BANGOR, Maine — Contract negotiations with the company that manages Darling’s Waterfront Pavilion are continuing and will likely resolve in the next two or three months, City Council Chairman Joe Baldacci said Monday.

The council met in executive session to discuss the ongoing talks during its workshop session, which began at 5:15 p.m. Monday. Baldacci said he was pleased with the progress that was made, but he could not discuss details.

“The parties are talking about a longer term contract than usual, so I wouldn’t say it is taking longer,” Baldacci said. “There are a lot of details to go over. [The concerts] have been an economic success for the city, and it’s been our intent to maintain that.”

Alex Gray, founder of Waterfront Concerts, did not attend the meeting, and attempts to contact him were unsuccessful Monday night.

The city has been negotiating what at first was described as a 10-year contract with Waterfront Concerts, Gray’s company and manager of Darling’s Waterfront Pavilion, since the end of the concert season last year, Baldacci said. The council approved the last contract, a five-year deal, with a 9-0 vote in December 2011, according to a previously published report.

That deal required Waterfront Concerts to pay Bangor $1.25 for every ticket sold and reimburse the city for any incurred expenses, including need for services such as emergency, sanitation or parks and recreation.

An exclusive portion of the contract between Bangor and Waterfront Concerts calls for a 50/50 split of parking fees collected from parking at Pickering Square Garage. The city keeps 100 percent of all other parking revenue during shows.

Waterfront Concerts is coming off a banner 2016, its seventh season. The venue hosted 21 shows, including two of the highest attended shows in the venue’s history, as well as the 27 shows at the Maine State Pier in Portland.

The 21 shows sold 143,796 tickets last summer, with the city receiving $179,744 in rent and $135,349 to cover expenses for police and fire department services and electricity. That’s more than 75 percent higher than 2015, when there were just 11 concerts and 81,594 ticket sales. That year, $101,992 in rent and $81,024 in expenses paid to the city.
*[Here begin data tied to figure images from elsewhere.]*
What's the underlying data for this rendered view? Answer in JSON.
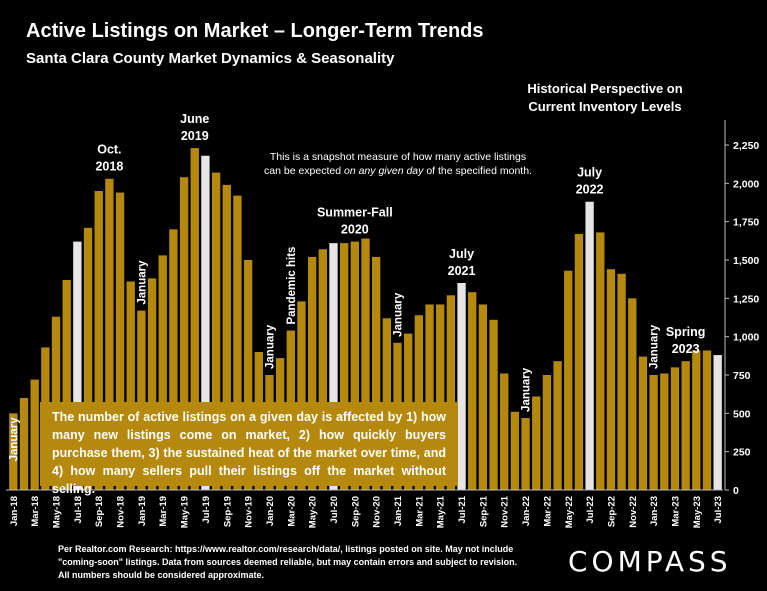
{
  "title": "Active Listings on Market – Longer-Term Trends",
  "subtitle": "Santa Clara County Market Dynamics & Seasonality",
  "historical_note": [
    "Historical Perspective on",
    "Current Inventory Levels"
  ],
  "snapshot_note": {
    "line1": "This is a snapshot measure of how many active listings",
    "line2_pre": "can be expected ",
    "line2_em": "on any given day",
    "line2_post": " of the specified month."
  },
  "callout_text": "The number of active listings on a given day is affected by 1) how many new listings come on market, 2) how quickly buyers purchase them, 3) the sustained heat of the market over time, and 4) how many sellers pull their listings off the market without selling.",
  "footer_text": "Per Realtor.com Research: https://www.realtor.com/research/data/, listings posted on site. May not include \"coming-soon\" listings. Data from sources deemed reliable, but may contain errors and subject to revision. All numbers should be considered approximate.",
  "logo": "COMPASS",
  "colors": {
    "bar": "#b5890e",
    "highlight": "#e6e6e6",
    "background": "#000000",
    "text": "#ffffff"
  },
  "chart_data": {
    "type": "bar",
    "ylim": [
      0,
      2250
    ],
    "yticks": [
      0,
      250,
      500,
      750,
      1000,
      1250,
      1500,
      1750,
      2000,
      2250
    ],
    "ytick_labels": [
      "0",
      "250",
      "500",
      "750",
      "1,000",
      "1,250",
      "1,500",
      "1,750",
      "2,000",
      "2,250"
    ],
    "grid": false,
    "y_axis_side": "right",
    "months": [
      "Jan-18",
      "Feb-18",
      "Mar-18",
      "Apr-18",
      "May-18",
      "Jun-18",
      "Jul-18",
      "Aug-18",
      "Sep-18",
      "Oct-18",
      "Nov-18",
      "Dec-18",
      "Jan-19",
      "Feb-19",
      "Mar-19",
      "Apr-19",
      "May-19",
      "Jun-19",
      "Jul-19",
      "Aug-19",
      "Sep-19",
      "Oct-19",
      "Nov-19",
      "Dec-19",
      "Jan-20",
      "Feb-20",
      "Mar-20",
      "Apr-20",
      "May-20",
      "Jun-20",
      "Jul-20",
      "Aug-20",
      "Sep-20",
      "Oct-20",
      "Nov-20",
      "Dec-20",
      "Jan-21",
      "Feb-21",
      "Mar-21",
      "Apr-21",
      "May-21",
      "Jun-21",
      "Jul-21",
      "Aug-21",
      "Sep-21",
      "Oct-21",
      "Nov-21",
      "Dec-21",
      "Jan-22",
      "Feb-22",
      "Mar-22",
      "Apr-22",
      "May-22",
      "Jun-22",
      "Jul-22",
      "Aug-22",
      "Sep-22",
      "Oct-22",
      "Nov-22",
      "Dec-22",
      "Jan-23",
      "Feb-23",
      "Mar-23",
      "Apr-23",
      "May-23",
      "Jun-23",
      "Jul-23"
    ],
    "values": [
      500,
      600,
      720,
      930,
      1130,
      1370,
      1620,
      1710,
      1950,
      2030,
      1940,
      1360,
      1170,
      1380,
      1530,
      1700,
      2040,
      2230,
      2180,
      2070,
      1990,
      1920,
      1500,
      900,
      750,
      860,
      1040,
      1230,
      1520,
      1570,
      1610,
      1610,
      1620,
      1640,
      1520,
      1120,
      960,
      1020,
      1140,
      1210,
      1210,
      1270,
      1350,
      1290,
      1210,
      1110,
      760,
      510,
      470,
      610,
      750,
      840,
      1430,
      1670,
      1880,
      1680,
      1440,
      1410,
      1250,
      870,
      750,
      760,
      800,
      840,
      910,
      910,
      880
    ],
    "highlighted": [
      "Jul-18",
      "Jul-19",
      "Jul-20",
      "Jul-21",
      "Jul-22",
      "Jul-23"
    ],
    "xtick_labels": [
      "Jan-18",
      "Mar-18",
      "May-18",
      "Jul-18",
      "Sep-18",
      "Nov-18",
      "Jan-19",
      "Mar-19",
      "May-19",
      "Jul-19",
      "Sep-19",
      "Nov-19",
      "Jan-20",
      "Mar-20",
      "May-20",
      "Jul-20",
      "Sep-20",
      "Nov-20",
      "Jan-21",
      "Mar-21",
      "May-21",
      "Jul-21",
      "Sep-21",
      "Nov-21",
      "Jan-22",
      "Mar-22",
      "May-22",
      "Jul-22",
      "Sep-22",
      "Nov-22",
      "Jan-23",
      "Mar-23",
      "May-23",
      "Jul-23"
    ],
    "annotations": [
      {
        "month": "Jan-18",
        "text": [
          "January"
        ],
        "vertical": true,
        "inside": true
      },
      {
        "month": "Oct-18",
        "text": [
          "Oct.",
          "2018"
        ]
      },
      {
        "month": "Jan-19",
        "text": [
          "January"
        ],
        "vertical": true
      },
      {
        "month": "Jun-19",
        "text": [
          "June",
          "2019"
        ]
      },
      {
        "month": "Jan-20",
        "text": [
          "January"
        ],
        "vertical": true
      },
      {
        "month": "Mar-20",
        "text": [
          "Pandemic hits"
        ],
        "vertical": true
      },
      {
        "month": "Sep-20",
        "text": [
          "Summer-Fall",
          "2020"
        ]
      },
      {
        "month": "Jan-21",
        "text": [
          "January"
        ],
        "vertical": true
      },
      {
        "month": "Jul-21",
        "text": [
          "July",
          "2021"
        ]
      },
      {
        "month": "Jan-22",
        "text": [
          "January"
        ],
        "vertical": true
      },
      {
        "month": "Jul-22",
        "text": [
          "July",
          "2022"
        ]
      },
      {
        "month": "Jan-23",
        "text": [
          "January"
        ],
        "vertical": true
      },
      {
        "month": "Apr-23",
        "text": [
          "Spring",
          "2023"
        ]
      }
    ]
  }
}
According to statistics compiled by city officials, the highest attendance in Bangor came with a sold-out Jimmy Buffett show on Aug. 18, with 13,491 people in attendance. Luke Bryan was next on July 17, with 13,122, and three June concerts that each had more than 10,000 people in attendance, including the Dixie Chicks on June 16, Florida Georgia Line on June 23, and Def Leppard on June 24.

The least sales occurred with Fifth Harmony on Aug. 5, with 2,309 and the Tedeschi Trucks Band on July 15, with 2,911.
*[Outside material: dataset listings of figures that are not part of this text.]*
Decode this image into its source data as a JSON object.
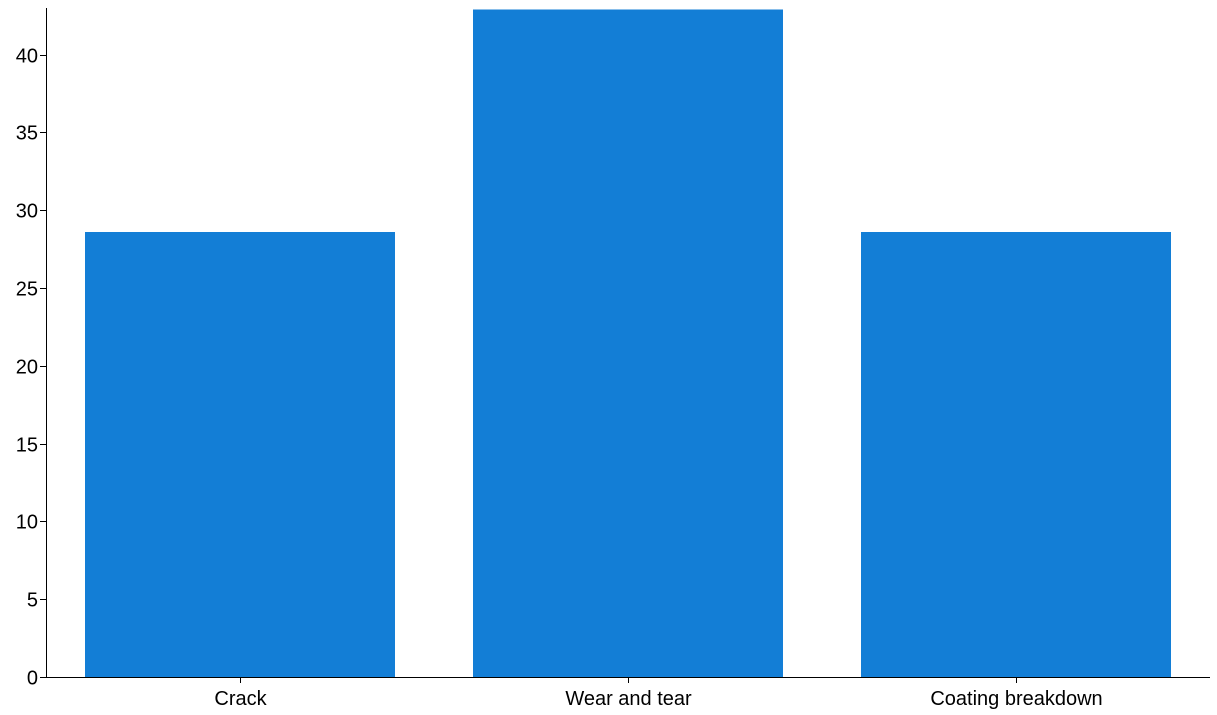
{
  "chart_data": {
    "type": "bar",
    "title": "",
    "xlabel": "",
    "ylabel": "",
    "categories": [
      "Crack",
      "Wear and tear",
      "Coating breakdown"
    ],
    "values": [
      28.6,
      42.9,
      28.6
    ],
    "ylim": [
      0,
      43
    ],
    "yticks": [
      0,
      5,
      10,
      15,
      20,
      25,
      30,
      35,
      40
    ],
    "grid": false,
    "legend": "none",
    "colors": {
      "bar": "#137ed6",
      "axis": "#000000",
      "background": "#ffffff"
    }
  }
}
The Darling’s Waterfront Pavilion can hold a maximum of about 16,000 people if the concert is entirely general admission seating; with reserved seating, that number can be several hundred to several thousand less, depending on configuration.

Yet, as counterintuitive as it may seem, Waterfront Concerts are not, as least as far as city officials are concerned, solely about the music. A 2014 study by University of Maine economist Todd Gabe found that in the first four seasons, Waterfront Concerts contributed an estimated $47.5 million to the Bangor-area economy, and that contribution has grown each year.

Concerts bring people from across Maine into Bangor who buy goods, stay in lodging, eat and drink at venues and otherwise enjoy the city.

“Our relationship with Alex is very good and cooperative,” Baldacci said.

BDN writer Emily Burnham contributed to this report.